Among some of our modern contemporaries, ‘musical’ post-cards evoke strong reactions of astonishment about hyper modern microcontroller technology. However, such ﬂat melody memories would only have elicited a weary smile from our forefathers.
As early as 1928, there are reports that radio cards with the dimensions of a regular postcard and a thickness of only a few millimeters were being made. These cards concealed a basketwork coil with a sliding tap for tuning the frequency of the received signal, a fixed capacitor and a miniscule detector device consisting of a small crystal with a ‘whisker’ contact. A similarly simple circuit can also be implemented using cur-rent resources. For this, you will need an interesting local medium-wave transmitter and a high-impedance headphone (1–2 kΩ), as well as a good aerial (such as a metal downpipe or an earthed radiator). The aerial is connected to an LC resonant circuit tuned to the frequency of the local transmitter, and a diode provides the demodulation. The necessary capacitance following the diode is provided by the cable to the headphone or ampliﬁer.

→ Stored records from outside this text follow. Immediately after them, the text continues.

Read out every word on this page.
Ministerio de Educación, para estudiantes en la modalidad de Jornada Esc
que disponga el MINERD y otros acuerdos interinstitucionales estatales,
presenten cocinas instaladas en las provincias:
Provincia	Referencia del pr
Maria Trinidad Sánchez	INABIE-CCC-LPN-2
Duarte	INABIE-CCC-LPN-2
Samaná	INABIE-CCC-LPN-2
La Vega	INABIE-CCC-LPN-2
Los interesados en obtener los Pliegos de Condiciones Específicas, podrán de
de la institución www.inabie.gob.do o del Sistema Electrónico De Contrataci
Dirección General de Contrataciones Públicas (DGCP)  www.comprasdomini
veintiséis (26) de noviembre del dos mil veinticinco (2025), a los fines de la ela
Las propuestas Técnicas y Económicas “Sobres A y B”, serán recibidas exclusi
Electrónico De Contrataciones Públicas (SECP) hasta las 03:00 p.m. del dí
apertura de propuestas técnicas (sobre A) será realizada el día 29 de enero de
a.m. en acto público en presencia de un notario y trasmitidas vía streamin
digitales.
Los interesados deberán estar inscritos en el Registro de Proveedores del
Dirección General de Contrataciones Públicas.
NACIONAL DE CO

The coil can be made using a circular piece of stiff cardboard with a diameter of a couple of centimetres. Cut an odd number of slots into the cardboard disc. Then wind enamelled copper wire (diameter 0.15–0.2 mm) back and forth through the slots. Forty turns will give an inductance of around 80 µH. The coil looks like the bottom of a reed basket,which explains its cryptic name in RF jargon. To tune the coil to the frequency of the local transmitter and determine the required frequency of the resonant circuit, connect a dual-gang or multiple-gang variable capacitor (500–1000 pF) to the coil, with the stator sections (the fixed portion of the capacitor plates) connected in parallel.
The rotor sections, which are connected to the shaft of the rotary capacitor, must without fail be connected to ground in order to pre-vent a ‘hand effect’ while tuning. Incidentally, the resonant-circuit formula cannot be used to determine the tuning capacitance, since it ignores the effect of the aerial. After the capacitor has been adjusted, estimate the value of the capacitance (or even better, measure it), dig out a suitable fixed capacitor from your parts box and solder it to the coil at the centre of the cardboard disc, along with a general-purpose germanium diode (AA119, AA112, OA95, etc.). Secure the capacitor and diode with glue. For terminals, you can use 4-mm tubular rivets for miniature plugs, as shown in the photo.

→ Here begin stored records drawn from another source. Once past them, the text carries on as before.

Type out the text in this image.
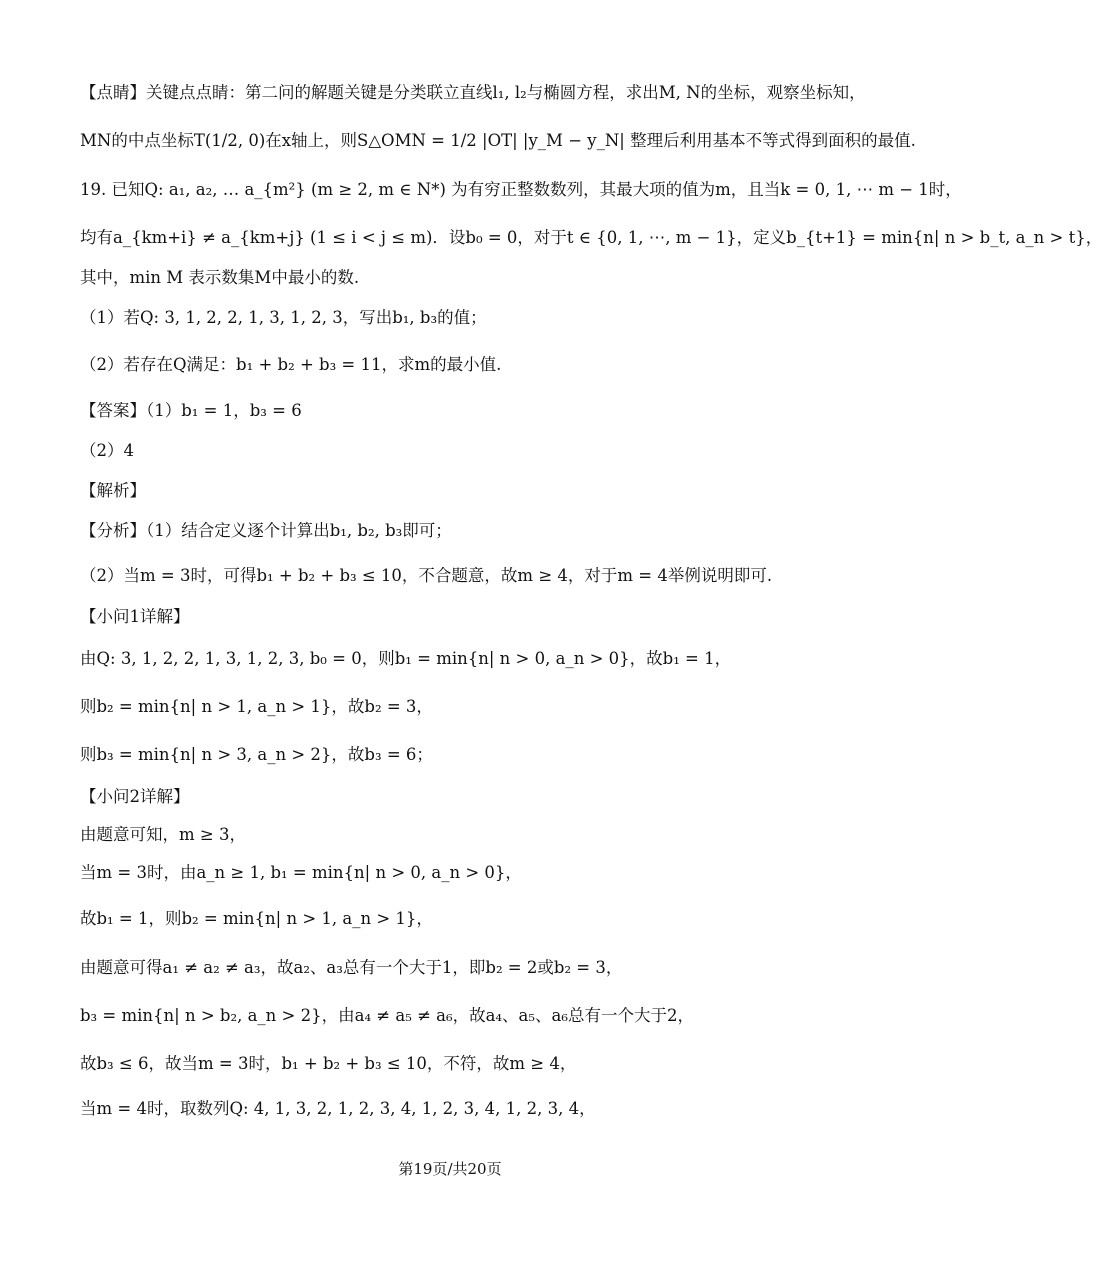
【点睛】关键点点睛：第二问的解题关键是分类联立直线l₁, l₂与椭圆方程，求出M, N的坐标，观察坐标知，
MN的中点坐标T(1/2, 0)在x轴上，则S△OMN = 1/2 |OT| |y_M − y_N| 整理后利用基本不等式得到面积的最值.
19. 已知Q: a₁, a₂, … a_{m²} (m ≥ 2, m ∈ N*) 为有穷正整数数列，其最大项的值为m，且当k = 0, 1, ⋯ m − 1时，
均有a_{km+i} ≠ a_{km+j} (1 ≤ i < j ≤ m)．设b₀ = 0，对于t ∈ {0, 1, ⋯, m − 1}，定义b_{t+1} = min{n| n > b_t, a_n > t}，
其中，min M 表示数集M中最小的数.
（1）若Q: 3, 1, 2, 2, 1, 3, 1, 2, 3，写出b₁, b₃的值；
（2）若存在Q满足：b₁ + b₂ + b₃ = 11，求m的最小值.
【答案】（1）b₁ = 1，b₃ = 6
（2）4
【解析】
【分析】（1）结合定义逐个计算出b₁, b₂, b₃即可；
（2）当m = 3时，可得b₁ + b₂ + b₃ ≤ 10，不合题意，故m ≥ 4，对于m = 4举例说明即可.
【小问1详解】
由Q: 3, 1, 2, 2, 1, 3, 1, 2, 3, b₀ = 0，则b₁ = min{n| n > 0, a_n > 0}，故b₁ = 1，
则b₂ = min{n| n > 1, a_n > 1}，故b₂ = 3，
则b₃ = min{n| n > 3, a_n > 2}，故b₃ = 6；
【小问2详解】
由题意可知，m ≥ 3，
当m = 3时，由a_n ≥ 1, b₁ = min{n| n > 0, a_n > 0}，
故b₁ = 1，则b₂ = min{n| n > 1, a_n > 1}，
由题意可得a₁ ≠ a₂ ≠ a₃，故a₂、a₃总有一个大于1，即b₂ = 2或b₂ = 3，
b₃ = min{n| n > b₂, a_n > 2}，由a₄ ≠ a₅ ≠ a₆，故a₄、a₅、a₆总有一个大于2，
故b₃ ≤ 6，故当m = 3时，b₁ + b₂ + b₃ ≤ 10，不符，故m ≥ 4，
当m = 4时，取数列Q: 4, 1, 3, 2, 1, 2, 3, 4, 1, 2, 3, 4, 1, 2, 3, 4，
第19页/共20页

A suitable ‘enclosure’ can be made from ‘customer discount’ cards in credit-card format (you probably already have more than you really need). Use one card as the ‘circuit board’ for the receiver, and cut an opening in a second card to receive the circuitry. Ideally, this card should thick enough to fit the full height of the receiver. The cover is formed by a third card. After a ﬁnal check, glue or rivet the cards together, and your card radio is finished. It’s not high-end, but it has astonishingly good performance for such a simple circuit.
One ﬁnal glimpse into the past: already in the 1930s, such fixed-tuned detector receivers were available in the form of ‘Berlin plugs’, ‘Hamburg plugs’, and so on, for receiving local transmitter signals in various locations.